46. Les tribunaux et les juges ont tous les pouvoirs nécessaires à l'exercice de leur compétence.

Ils peuvent, en tout temps et en toutes matières, tant en première instance qu'en appel, prononcer des ordonnances de sauvegarde des droits des parties, pour le temps et aux conditions qu'ils déterminent. De plus, ils peuvent, dans les affaires dont ils sont saisis, prononcer, même d'office, des injonctions ou des réprimandes, supprimer des écrits ou les déclarer calomnieux, et rendre toutes ordonnances appropriées pour pourvoir aux cas où la loi n'a pas prévu de remède spécifique.

[26]        Historiquement, l'ordonnance de sauvegarde est un accessoire de l'injonction, domaine réservé à la Cour supérieure[3]. Prononcée lors de la présentation de demande d'injonction interlocutoire[4], la Cour supérieure y applique les critères de l'injonction interlocutoire provisoire, soit l'apparence de droit, le préjudice irréparable, la prépondérance des inconvénients et l'urgence.

[27]        Toutefois, le 1er juin 2003, le législateur incorpore spécifiquement l'ordonnance de sauvegarde à l'article 46 C.p.c., autorisant par le fait même la Cour du Québec à l'émettre. L'auteur Donald Béchard[5] argumente que l'application des critères de l'injonction interlocutoire provisoire à l'ordonnance de sauvegarde de l'article 46 C.p.c. n'est pas de mise parce que:

Ø  Une ordonnance de sauvegarde n'est pas une injonction au sens de l'article 760 C.p.c.;

Ø  Le texte de l'article 46 C.p.c. doit être interprété d'abord pour ce qu'il est;

Ø  L'article 46 C.p.c. doit être interprété de la même façon que la Cour suprême du Canada a interprété le pouvoir de la Cour d'appel de «rendre toute ordonnance propre à sauvegarder les droits des parties» de l'ancien article 523 C.p.c.;

Ø  Le législateur ne réfère pas aux critères de l'injonction dans l'article 46 C.p.c.;

Ø  Si l'ordonnance de sauvegarde est de la nature d'une injonction, pourquoi la Cour du Québec serait-elle alors compétente pour l'émettre?

Ø  Il faut lire l'article 46 C.p.c. en conjonction avec la règle de proportionnalité de l'article 4.2 C.p.c.

[28]        Trois jugements de notre Cour citent l'opinion de Me Béchard et n'appliquent pas automatiquement les critères de l'ordonnance d'injonction interlocutoire provisoire à l'ordonnance de sauvegarde.

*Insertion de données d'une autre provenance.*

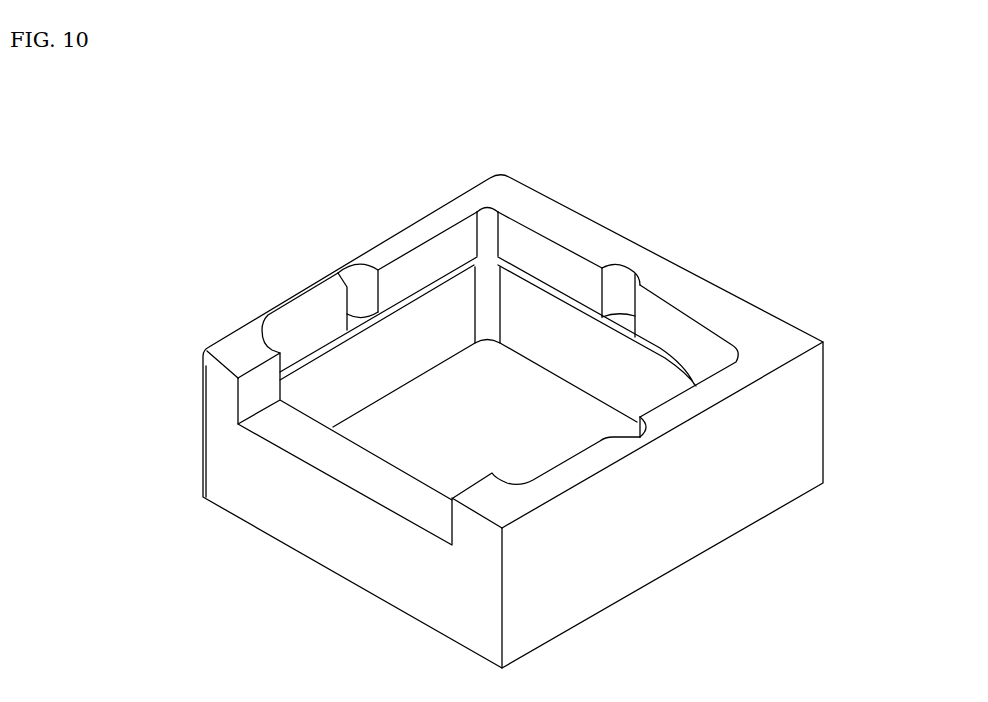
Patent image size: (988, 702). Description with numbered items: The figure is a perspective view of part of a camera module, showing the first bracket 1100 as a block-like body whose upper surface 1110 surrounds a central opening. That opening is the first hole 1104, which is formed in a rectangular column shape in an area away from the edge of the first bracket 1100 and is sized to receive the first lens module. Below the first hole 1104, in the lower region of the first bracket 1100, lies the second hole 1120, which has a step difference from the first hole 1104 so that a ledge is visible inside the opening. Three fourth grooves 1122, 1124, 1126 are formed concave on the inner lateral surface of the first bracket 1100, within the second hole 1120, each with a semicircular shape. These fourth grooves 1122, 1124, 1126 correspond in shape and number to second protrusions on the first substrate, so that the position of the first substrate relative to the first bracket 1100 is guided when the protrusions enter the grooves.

The first bracket 1100 is at (650, 240).
The top surface 1110 is at (529, 188).
The second hole 1120 is at (524, 245).
The first hole 1104 is at (381, 371).
The fourth groove 1122 is at (360, 288).
The fourth groove 1124 is at (622, 292).
The fourth groove 1126 is at (646, 432).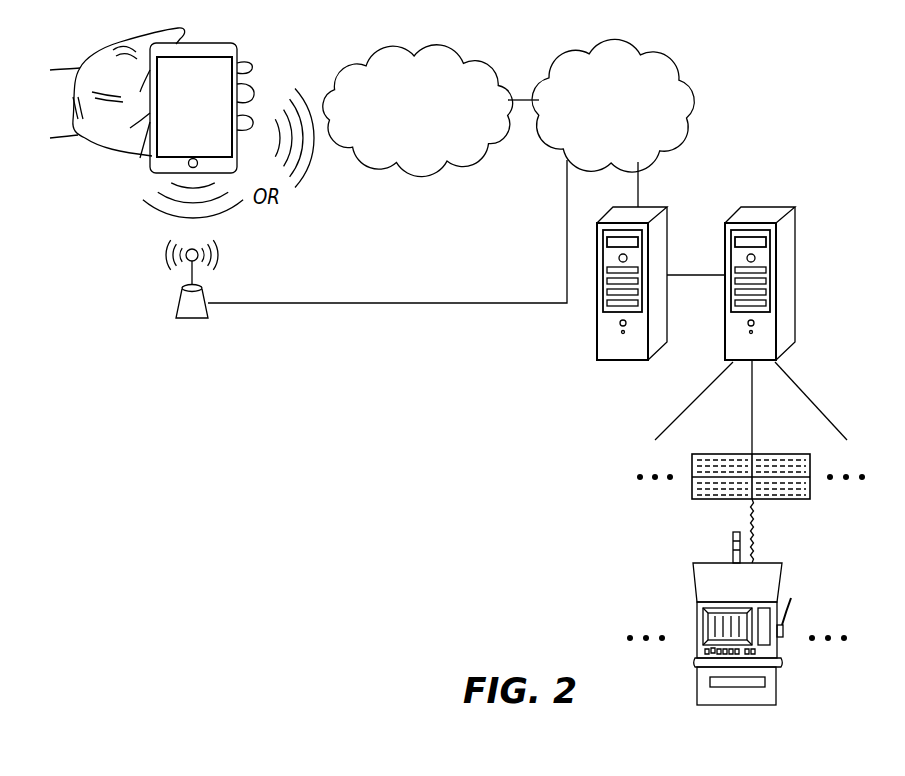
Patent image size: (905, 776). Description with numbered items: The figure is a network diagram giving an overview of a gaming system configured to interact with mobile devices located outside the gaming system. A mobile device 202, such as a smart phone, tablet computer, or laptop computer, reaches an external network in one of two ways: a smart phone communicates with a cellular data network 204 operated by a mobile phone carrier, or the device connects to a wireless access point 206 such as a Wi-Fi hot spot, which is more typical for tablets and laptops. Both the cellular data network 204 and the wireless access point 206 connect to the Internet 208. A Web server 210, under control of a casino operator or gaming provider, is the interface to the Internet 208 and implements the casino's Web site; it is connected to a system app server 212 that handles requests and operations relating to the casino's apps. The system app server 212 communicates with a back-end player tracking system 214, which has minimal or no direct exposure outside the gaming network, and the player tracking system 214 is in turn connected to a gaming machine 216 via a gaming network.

The mobile device 202 is at (237, 46).
The cellular data network 204 is at (441, 156).
The wireless access point 206 is at (177, 315).
The Internet 208 is at (636, 135).
The Web server 210 is at (667, 207).
The system app server 212 is at (795, 207).
The player tracking system 214 is at (810, 500).
The gaming machine 216 is at (776, 704).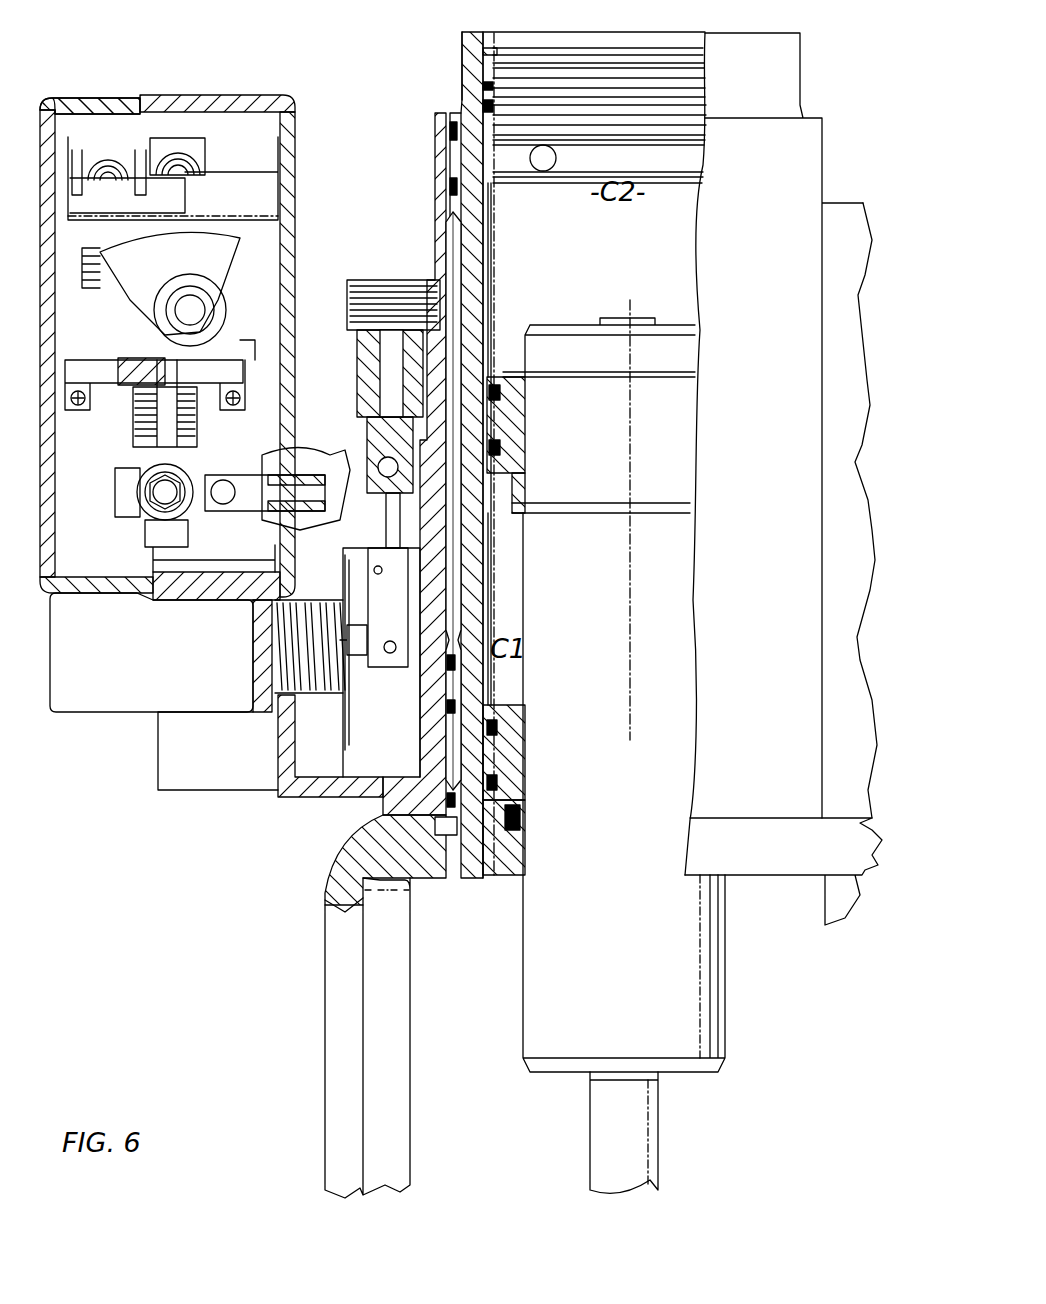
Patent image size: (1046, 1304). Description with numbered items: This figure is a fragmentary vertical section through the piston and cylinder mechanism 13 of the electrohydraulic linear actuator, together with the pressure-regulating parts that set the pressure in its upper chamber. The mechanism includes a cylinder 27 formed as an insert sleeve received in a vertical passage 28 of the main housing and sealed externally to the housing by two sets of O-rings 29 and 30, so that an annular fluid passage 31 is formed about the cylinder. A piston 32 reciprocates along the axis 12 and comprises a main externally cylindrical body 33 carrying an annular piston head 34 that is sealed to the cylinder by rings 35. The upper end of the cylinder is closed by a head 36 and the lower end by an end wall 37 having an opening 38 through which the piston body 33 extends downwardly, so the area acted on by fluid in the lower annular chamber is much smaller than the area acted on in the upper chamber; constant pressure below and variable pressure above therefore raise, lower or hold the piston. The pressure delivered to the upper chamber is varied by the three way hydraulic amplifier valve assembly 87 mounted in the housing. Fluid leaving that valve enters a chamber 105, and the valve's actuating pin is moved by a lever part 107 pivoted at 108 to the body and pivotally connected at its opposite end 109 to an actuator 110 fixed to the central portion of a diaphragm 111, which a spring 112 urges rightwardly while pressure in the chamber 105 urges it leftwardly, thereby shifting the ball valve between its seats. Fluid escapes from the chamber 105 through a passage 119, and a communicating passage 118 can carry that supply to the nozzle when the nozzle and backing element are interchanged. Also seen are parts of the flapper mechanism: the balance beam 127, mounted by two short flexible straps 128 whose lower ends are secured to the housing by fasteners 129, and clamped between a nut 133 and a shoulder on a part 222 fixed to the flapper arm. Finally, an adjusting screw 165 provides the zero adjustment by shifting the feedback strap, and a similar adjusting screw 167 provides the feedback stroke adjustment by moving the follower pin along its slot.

The axis 12 is at (630, 398).
The piston and cylinder mechanism 13 is at (446, 73).
The cylinder 27 is at (470, 246).
The vertical passage 28 is at (455, 208).
The O-rings 29 is at (448, 132).
The O-rings 30 is at (455, 705).
The annular fluid passage 31 is at (470, 308).
The piston 32 is at (578, 318).
The main externally cylindrical body 33 is at (525, 466).
The annular piston head 34 is at (500, 480).
The rings 35 is at (505, 376).
The head 36 is at (598, 80).
The end wall 37 is at (510, 706).
The opening 38 is at (522, 813).
The three way hydraulic amplifier valve assembly 87 is at (356, 430).
The chamber 105 is at (495, 598).
The lever part 107 is at (362, 660).
The pivot 108 is at (380, 574).
The opposite end 109 is at (399, 632).
The actuator 110 is at (347, 690).
The diaphragm 111 is at (360, 656).
The spring 112 is at (292, 647).
The communicating passage 118 is at (222, 480).
The passage 119 is at (330, 483).
The balance beam 127 is at (215, 353).
The flexible straps 128 is at (65, 370).
The fasteners 129 is at (300, 370).
The nut 133 is at (145, 348).
The adjusting screw 165 is at (120, 146).
The adjusting screw 167 is at (185, 141).
The part 222 is at (130, 368).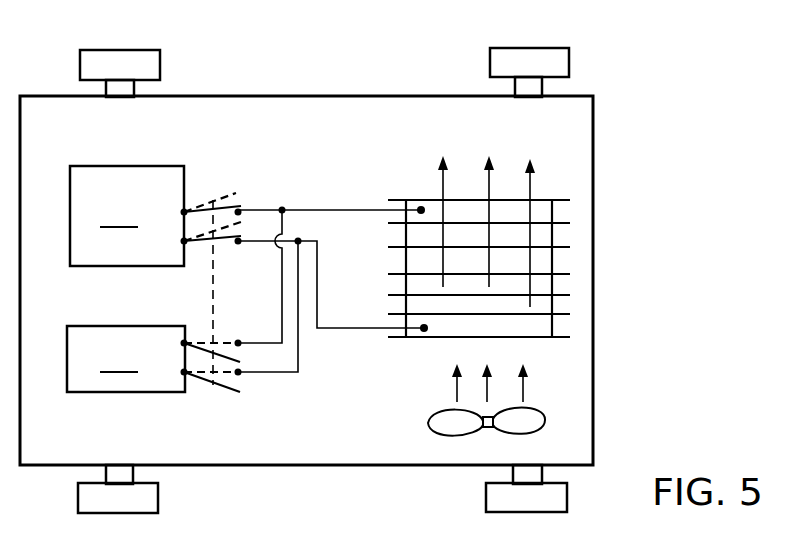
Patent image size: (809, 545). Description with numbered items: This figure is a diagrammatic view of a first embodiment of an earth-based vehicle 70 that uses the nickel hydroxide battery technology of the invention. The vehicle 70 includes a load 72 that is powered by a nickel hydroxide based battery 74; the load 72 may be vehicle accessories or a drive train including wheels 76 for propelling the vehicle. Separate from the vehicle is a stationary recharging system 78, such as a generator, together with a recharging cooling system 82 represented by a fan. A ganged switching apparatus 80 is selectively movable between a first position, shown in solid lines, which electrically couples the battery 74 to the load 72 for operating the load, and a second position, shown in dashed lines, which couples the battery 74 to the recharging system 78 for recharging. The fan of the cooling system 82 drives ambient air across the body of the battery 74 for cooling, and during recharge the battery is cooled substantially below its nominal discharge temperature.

The vehicle 70 is at (596, 187).
The load 72 is at (127, 216).
The nickel hydroxide based battery 74 is at (418, 193).
The wheels 76 is at (144, 58).
The stationary recharging system 78 is at (126, 359).
The ganged switching apparatus 80 is at (255, 379).
The recharging cooling system 82 is at (532, 423).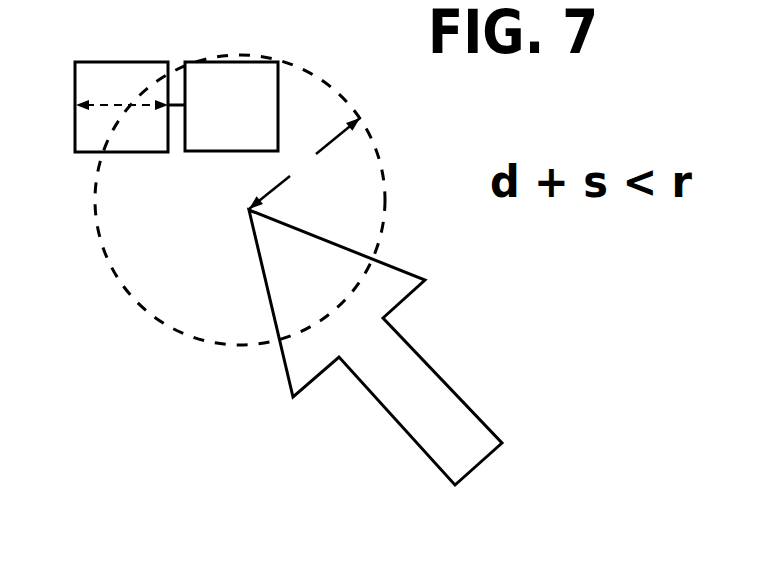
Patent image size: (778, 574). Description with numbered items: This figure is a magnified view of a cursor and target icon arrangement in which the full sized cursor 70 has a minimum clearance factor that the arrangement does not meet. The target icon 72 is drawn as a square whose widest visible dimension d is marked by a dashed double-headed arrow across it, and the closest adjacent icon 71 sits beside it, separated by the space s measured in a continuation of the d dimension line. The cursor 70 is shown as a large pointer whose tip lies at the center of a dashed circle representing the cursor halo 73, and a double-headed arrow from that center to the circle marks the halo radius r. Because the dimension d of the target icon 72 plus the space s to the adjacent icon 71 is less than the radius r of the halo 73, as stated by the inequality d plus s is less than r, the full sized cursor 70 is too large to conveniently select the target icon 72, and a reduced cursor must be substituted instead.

The cursor 70 is at (388, 282).
The adjacent icon 71 is at (242, 85).
The target icon 72 is at (93, 77).
The cursor halo 73 is at (376, 155).
The widest visible dimension of the approached icon d is at (113, 103).
The space between the approached icon and the closest adjacent icon s is at (173, 106).
The radius of the cursor halo r is at (304, 163).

[29]        Ainsi, dans Flap Flap Mangement inc. c. Gestion Dumi inc.[6], le Tribunal partage en tous points l'opinion de Me Béchard et ordonne à un acheteur de restaurant de déposer judiciairement une somme de 28 450 $ qu'il reconnaît devoir à titre de solde de prix de vente. Le vendeur croule alors sous les dettes et le fisc est à ses trousses. Le Tribunal juge que l'ordonnance de sauvegarde est appropriée, l'acheteur se finançant à même ce solde de prix de vente aux dépens du vendeur.

[30]        De même, dans Savard c. Entreprises CAM construction inc.[7], le Tribunal approuve l'opinion de Me Béchard et ordonne à un entrepreneur en construction le dépôt judiciaire d'une somme de 34 712,50 $ qu'il admet devoir mais qu'il omet de consigner au greffe du Tribunal.

[31]        Dans ces jugements, le Tribunal a le souci de rétablir l'équilibre entre les parties et remédier au préjudice que le demandeur subit. 

[32]        Le Tribunal partage le point de vue de Me Béchard et de ses collègues. L'ordonnance de sauvegarde vise la protection des droits ou des intérêts des parties pendant une durée déterminée ou jusqu'à jugement final. Le Tribunal recherche par l'ordonnance à rétablir un équilibre entre les droits et les obligations de chacune des parties. Les critères de l'injonction interlocutoire provisoire ne sont pas nécessairement appropriés pour décider du droit d'une partie à l'ordonnance de sauvegarde.

[33]        Au surplus, le législateur octroie de larges pouvoirs lors de la présentation de la demande introductive d'instance, dont celui de décider des demandes particulières faites par les parties[8] ou d'autoriser ou ordonner des mesures provisionnelles[9]. Le dépôt judiciaire durant l'instance est une mesure provisionnelle:

Mesure provisionnelle: Mesure de nature conservatoire par laquelle le tribunal met les biens du défendeur ou les biens faisant l'objet du litige sous contrôle de justice, pendant l'instance, ou ordonne au défendeur de faire ou de ne pas faire quelque chose jusqu'à ce que le jugement final soit prononcé.[10]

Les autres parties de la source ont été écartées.